Arthur Coelho, CEO da TOKENIZA, destacou o pioneirismo do Brasil nesse mercado, antecipando uma tendência global. Recentemente, a corretora americana Robinhood passou a ofertar crédito privado em sua plataforma por meio de tokens RWA.

Segundo Coelho, "o maior benefício da tokenização de crédito privado é fracionar investimentos de alto valor em partes menores e acessíveis", o que democratiza o acesso e aumenta a liquidez dessa classe de ativos, anteriormente restrita a investidores com maior capacidade de aporte financeiro:

“Um dos maiores problemas do crédito privado é a falta de liquidez, com investimentos que podem levar de 5 a 10 anos para dar retorno. Tokens negociáveis em plataformas 24/7 podem mitigar esse problema, permitindo que investidores saiam de suas posições antes do desinvestimento final do fundo.”

Ao beneficiar igualmente empresas e investidores, “a tokenização tem o potencial de transformar o mercado de crédito privado no Brasil, tornando-o mais acessível, líquido e dinâmico", conclui Coelho.

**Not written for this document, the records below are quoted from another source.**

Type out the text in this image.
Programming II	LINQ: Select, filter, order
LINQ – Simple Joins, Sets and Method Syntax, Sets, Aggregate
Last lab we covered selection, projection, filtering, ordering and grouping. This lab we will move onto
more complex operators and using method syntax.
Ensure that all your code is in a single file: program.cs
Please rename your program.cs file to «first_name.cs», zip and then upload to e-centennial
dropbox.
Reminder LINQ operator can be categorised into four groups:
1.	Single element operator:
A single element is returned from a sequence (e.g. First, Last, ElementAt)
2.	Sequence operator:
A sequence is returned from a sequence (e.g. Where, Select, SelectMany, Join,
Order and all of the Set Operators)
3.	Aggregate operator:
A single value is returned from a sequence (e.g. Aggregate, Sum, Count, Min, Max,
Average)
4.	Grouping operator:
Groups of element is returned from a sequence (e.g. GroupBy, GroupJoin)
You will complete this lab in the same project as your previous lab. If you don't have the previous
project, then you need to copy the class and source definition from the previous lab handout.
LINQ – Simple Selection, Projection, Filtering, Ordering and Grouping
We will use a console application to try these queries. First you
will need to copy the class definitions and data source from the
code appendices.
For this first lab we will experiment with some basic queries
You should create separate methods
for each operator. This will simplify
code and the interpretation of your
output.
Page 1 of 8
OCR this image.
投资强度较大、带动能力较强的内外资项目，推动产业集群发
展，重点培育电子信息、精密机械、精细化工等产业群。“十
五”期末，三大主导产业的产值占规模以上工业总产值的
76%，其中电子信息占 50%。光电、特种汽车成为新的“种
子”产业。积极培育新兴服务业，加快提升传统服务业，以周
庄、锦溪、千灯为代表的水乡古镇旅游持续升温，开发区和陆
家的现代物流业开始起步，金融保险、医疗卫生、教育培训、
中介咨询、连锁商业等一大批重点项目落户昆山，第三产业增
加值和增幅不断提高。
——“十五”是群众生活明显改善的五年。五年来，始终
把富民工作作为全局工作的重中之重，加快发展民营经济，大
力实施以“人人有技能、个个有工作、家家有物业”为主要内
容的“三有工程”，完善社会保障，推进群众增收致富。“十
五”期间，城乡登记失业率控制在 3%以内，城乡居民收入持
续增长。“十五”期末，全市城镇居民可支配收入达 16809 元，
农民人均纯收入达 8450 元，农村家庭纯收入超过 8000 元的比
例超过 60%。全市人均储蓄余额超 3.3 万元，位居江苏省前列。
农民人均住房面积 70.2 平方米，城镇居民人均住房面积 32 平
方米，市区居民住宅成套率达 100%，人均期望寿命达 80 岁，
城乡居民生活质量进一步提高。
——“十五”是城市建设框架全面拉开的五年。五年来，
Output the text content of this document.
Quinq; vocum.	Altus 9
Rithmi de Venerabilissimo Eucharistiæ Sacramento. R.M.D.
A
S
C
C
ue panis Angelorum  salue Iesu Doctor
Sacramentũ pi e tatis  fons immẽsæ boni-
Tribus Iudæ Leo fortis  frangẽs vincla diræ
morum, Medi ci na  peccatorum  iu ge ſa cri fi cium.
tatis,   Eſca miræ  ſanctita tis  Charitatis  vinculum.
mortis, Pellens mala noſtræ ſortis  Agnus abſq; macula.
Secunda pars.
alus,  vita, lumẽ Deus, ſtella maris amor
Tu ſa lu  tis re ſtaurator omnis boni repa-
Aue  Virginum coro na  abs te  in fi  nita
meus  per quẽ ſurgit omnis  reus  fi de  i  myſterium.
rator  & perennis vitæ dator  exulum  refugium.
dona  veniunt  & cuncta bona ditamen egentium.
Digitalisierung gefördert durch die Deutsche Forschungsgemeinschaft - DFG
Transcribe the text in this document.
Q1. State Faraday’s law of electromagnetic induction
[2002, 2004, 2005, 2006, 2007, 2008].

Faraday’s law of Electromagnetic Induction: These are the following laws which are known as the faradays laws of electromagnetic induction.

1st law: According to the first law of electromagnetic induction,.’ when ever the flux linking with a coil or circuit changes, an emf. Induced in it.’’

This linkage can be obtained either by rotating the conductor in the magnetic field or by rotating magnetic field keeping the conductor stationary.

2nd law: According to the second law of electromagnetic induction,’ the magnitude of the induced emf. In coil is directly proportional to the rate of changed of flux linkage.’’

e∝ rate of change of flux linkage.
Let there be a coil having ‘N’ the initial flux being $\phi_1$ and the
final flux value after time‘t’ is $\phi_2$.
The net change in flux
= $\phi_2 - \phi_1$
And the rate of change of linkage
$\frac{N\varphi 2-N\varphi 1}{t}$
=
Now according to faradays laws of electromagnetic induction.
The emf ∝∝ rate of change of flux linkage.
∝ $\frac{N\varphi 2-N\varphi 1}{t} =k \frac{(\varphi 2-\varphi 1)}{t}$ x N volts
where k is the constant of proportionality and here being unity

O Regime FÁCIL entra em vigor em janeiro de 2026 e foi a última medida de impacto da CVM antes da renúncia de João Pedro Nascimento, presidente da autarquia. Conforme noticiado pelo Cointelegraph Brasil, Nascimento deixou o cargo na última sexta-feira, 18 de julho, dois anos antes do final de seu mandato, alegando motivos de ordem pessoal.